For managing the newsletter service, carried out through the Mailchimp platform owned by The Rocket Science Group LLC, headquartered in Georgia, United States. The international data transfer is safeguarded by the adoption of Standard Contractual Clauses (SCC). More details can be found at: https://mailchimp.com/help/mailchimp-european-data-transfers/

  • For website management through Shopify Inc., headquartered in Canada and the United States. The data transfer to Canada is ensured by the European Commission’s adequacy decision, while data transfers to the United States are safeguarded by contractual commitments equivalent to those provided under the standard contractual clauses.

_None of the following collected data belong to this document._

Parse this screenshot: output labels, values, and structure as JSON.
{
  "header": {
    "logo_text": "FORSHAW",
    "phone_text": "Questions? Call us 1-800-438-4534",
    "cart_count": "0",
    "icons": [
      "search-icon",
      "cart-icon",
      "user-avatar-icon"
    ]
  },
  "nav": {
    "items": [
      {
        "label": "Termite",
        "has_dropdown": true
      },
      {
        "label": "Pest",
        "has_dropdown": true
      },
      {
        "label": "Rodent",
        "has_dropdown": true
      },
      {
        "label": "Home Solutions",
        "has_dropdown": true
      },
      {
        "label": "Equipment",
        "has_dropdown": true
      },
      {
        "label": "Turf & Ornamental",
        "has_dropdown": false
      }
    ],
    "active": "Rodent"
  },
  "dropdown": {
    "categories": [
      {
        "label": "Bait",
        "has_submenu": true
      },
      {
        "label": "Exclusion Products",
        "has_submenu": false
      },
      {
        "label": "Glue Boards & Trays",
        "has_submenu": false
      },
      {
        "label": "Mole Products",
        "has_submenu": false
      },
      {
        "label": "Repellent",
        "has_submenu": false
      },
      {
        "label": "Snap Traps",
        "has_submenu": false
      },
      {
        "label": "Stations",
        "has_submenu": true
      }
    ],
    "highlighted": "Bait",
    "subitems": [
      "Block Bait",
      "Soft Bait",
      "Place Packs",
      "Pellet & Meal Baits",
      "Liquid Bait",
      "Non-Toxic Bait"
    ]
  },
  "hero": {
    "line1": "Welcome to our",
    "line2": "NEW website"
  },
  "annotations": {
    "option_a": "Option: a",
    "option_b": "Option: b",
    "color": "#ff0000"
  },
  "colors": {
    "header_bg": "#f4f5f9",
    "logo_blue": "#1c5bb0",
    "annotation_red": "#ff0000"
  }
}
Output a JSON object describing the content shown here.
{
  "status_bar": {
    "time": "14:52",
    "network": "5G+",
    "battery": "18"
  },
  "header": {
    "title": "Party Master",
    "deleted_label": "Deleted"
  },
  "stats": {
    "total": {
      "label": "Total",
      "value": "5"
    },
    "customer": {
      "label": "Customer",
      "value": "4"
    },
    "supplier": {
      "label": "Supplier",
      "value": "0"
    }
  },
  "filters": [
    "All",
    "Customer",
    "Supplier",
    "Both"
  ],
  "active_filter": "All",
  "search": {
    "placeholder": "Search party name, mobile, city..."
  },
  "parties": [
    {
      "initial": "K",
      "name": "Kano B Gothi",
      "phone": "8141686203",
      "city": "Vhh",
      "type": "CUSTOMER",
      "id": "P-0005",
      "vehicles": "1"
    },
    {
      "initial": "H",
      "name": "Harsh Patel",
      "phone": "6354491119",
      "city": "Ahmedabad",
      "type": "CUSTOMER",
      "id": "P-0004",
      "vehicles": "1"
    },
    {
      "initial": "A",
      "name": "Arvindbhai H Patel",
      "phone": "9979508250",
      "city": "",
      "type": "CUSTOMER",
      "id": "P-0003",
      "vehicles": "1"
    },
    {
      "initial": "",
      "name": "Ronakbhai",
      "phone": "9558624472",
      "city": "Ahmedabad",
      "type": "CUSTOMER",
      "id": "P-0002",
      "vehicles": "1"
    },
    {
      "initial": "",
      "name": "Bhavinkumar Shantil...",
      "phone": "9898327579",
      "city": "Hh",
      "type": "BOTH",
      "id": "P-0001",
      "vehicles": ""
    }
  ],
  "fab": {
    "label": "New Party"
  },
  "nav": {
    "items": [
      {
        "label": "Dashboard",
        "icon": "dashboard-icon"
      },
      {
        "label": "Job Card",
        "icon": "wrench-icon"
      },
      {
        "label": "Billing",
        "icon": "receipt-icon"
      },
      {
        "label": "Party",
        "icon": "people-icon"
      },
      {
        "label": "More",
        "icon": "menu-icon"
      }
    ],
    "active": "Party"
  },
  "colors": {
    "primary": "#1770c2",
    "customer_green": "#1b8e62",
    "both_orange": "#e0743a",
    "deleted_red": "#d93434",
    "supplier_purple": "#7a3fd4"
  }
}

More details can be found at: https://www.shopify.com/legal/privacy

DATA RETENTION PERIOD 

Data collected for contact purposes will be retained for the exchange of information and deleted no later than 24 months from the last contact with the Data Controller.

Subscription to the newsletter and the related data processing will remain valid until the user unsubscribes, which can be done by clicking the link provided in each email.

Personal data related to the user account will be retained until the account is deleted, which can be requested directly from the Data Controller as specified below.

DATA SUBJECT RIGHTS

Under Article 15 of the GDPR, you have the right to request access to your personal data (i.e., the right to obtain confirmation as to whether or not your personal data is being processed and, if so, to obtain a copy of the data along with related processing information).

Similarly, you may request rectification (Article 16 GDPR) or erasure of your data (Article 17 GDPR), restriction of processing (Article 18 GDPR), or object to specific processing for legitimate reasons (Article 21 GDPR).

Under Article 20 of the GDPR, you also have the right to data portability, meaning you may request that we provide your personal data in a commonly used electronic format so that you can share it with other entities of your choosing.

You have the right to withdraw your consent to the processing of your personal data at any time, without affecting the lawfulness of processing carried out before withdrawal.

For any inquiries regarding the processing of personal data and to exercise your rights, the Data Controller can be contacted via email at: info@avauparfum.com.

Additionally, you have the right to lodge a complaint with a supervisory authority, particularly in the EU member state where you habitually reside, work, or where the alleged violation occurred, as per Article 77 of the GDPR.